Метаясь по гостиной, Нимфадора в спешке переодевалась, красила губы ярко-алой помадой и едва не опрокинула мольберт Луны. Тонкая кашемировая шаль сползла с холста, оставив приоткрытой большую часть картины. С портрета на Нимфадору смотрел темноволосый юноша в синей оксфордской форме гребца, щуря близорукие зелёные глаза, — видимо, та самая таинственная «meilė» Луны.

Нимфадора тяжело вздохнула и поправила шаль. Она старалась не лезть в дела соседки. Со своими бы разобраться.

***

На улице ещё больше похолодало, хотя сильный ветер вроде бы утих. Под протекторами тяжёлых ботинок хрупала замёрзшая грязь.

Нимфадора радовалась и одновременно немного жалела, что не встретила в гостиной Луну, — та непременно попыталась бы её отговорить, успокоить, напоить чаем. И, возможно, ей бы это удалось.

«Я просто заберу у него Ласточку, — утешала себя Нимфадора. — И, если удастся, незаметно пороюсь в ящике для писем, вдруг моё дурацкое послание уже дошло, но он не успел его прочитать?»

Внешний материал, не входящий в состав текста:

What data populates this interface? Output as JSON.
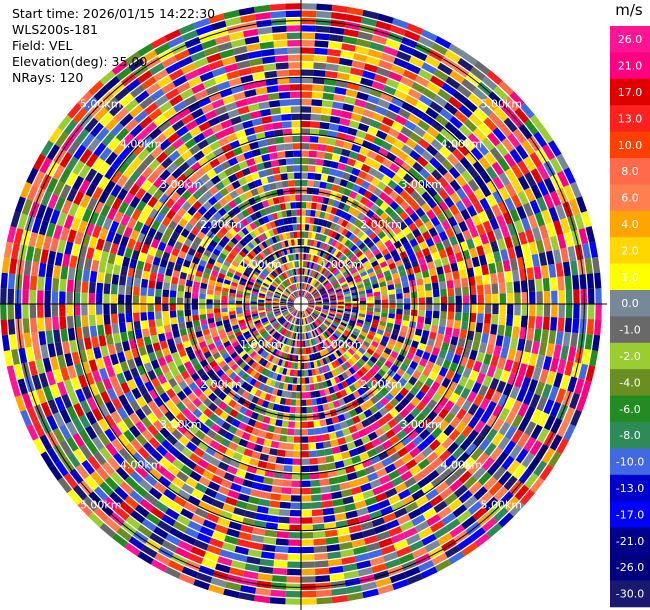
{
  "header": {
    "start_time": "Start time: 2026/01/15 14:22:30",
    "instrument": "WLS200s-181",
    "field": "Field: VEL",
    "elevation": "Elevation(deg): 35.00",
    "nrays": "NRays: 120"
  },
  "chart_data": {
    "type": "heatmap",
    "projection": "polar-ppi",
    "field": "VEL",
    "rays": 120,
    "range_rings_km": [
      1,
      2,
      3,
      4,
      5
    ],
    "range_ring_label": "km",
    "ring_labels": [
      "1.00km",
      "2.00km",
      "3.00km",
      "4.00km",
      "5.00km"
    ],
    "max_range_km": 5.4,
    "colorbar": {
      "unit": "m/s",
      "ticks": [
        "26.0",
        "21.0",
        "17.0",
        "13.0",
        "10.0",
        "8.0",
        "6.0",
        "4.0",
        "2.0",
        "1.0",
        "0.0",
        "-1.0",
        "-2.0",
        "-4.0",
        "-6.0",
        "-8.0",
        "-10.0",
        "-13.0",
        "-17.0",
        "-21.0",
        "-26.0",
        "-30.0"
      ],
      "colors": [
        "#ff1493",
        "#ff0080",
        "#e00000",
        "#ff2020",
        "#ff4000",
        "#ff6a4a",
        "#ff7f50",
        "#ffa500",
        "#ffd700",
        "#ffff00",
        "#778899",
        "#696969",
        "#9acd32",
        "#6b8e23",
        "#228b22",
        "#2e8b57",
        "#4169e1",
        "#0000cd",
        "#0000ff",
        "#00008b",
        "#000080",
        "#191970"
      ]
    }
  }
}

Она знала, что Люпин живёт недалеко от старого кладбища, возле которого была осенняя ярмарка.

И свернув на Линн-роад, пошла почти тем же путём, которым они неслись на Ласточке. Вдоль обочины дороги постепенно загорались первые фонари, проезжали, слепя фарами, редкие воскресные машины.

Ворота парка оказались закрыты, в железных прутьях ограды запуталась жёлтая нитка мишуры. Наверное, осталась с праздника.

Нимфадора подёргала калитку. Руки без перчаток мгновенно заледенели, и ей пришлось спрятать их в карманы. Однако на шум вышел недовольный кладбищенский сторож — тот самый старик, который когда-то интересовался рецептом засолки угрей.

— Как найти дом мистера Люпина? — спросила Нимфадора.

— Кого?

— Мистера Люпина, мужчины средних лет. Он ещё работает в библиотеке, помните?

Было видно, как сторож честно пытался вспомнить, морщил лоб, и, когда Нимфадора собралась уже попрощаться и уйти восвояси, воскликнул:

— А! Вы имеете в виду Визжащую хижину, дом с привидениями? Так вам до конца улицы вдоль кладбища, на окраину посёлка. Мили три, не больше. Через кладбище ближе, но я вам не открою, поздно уже.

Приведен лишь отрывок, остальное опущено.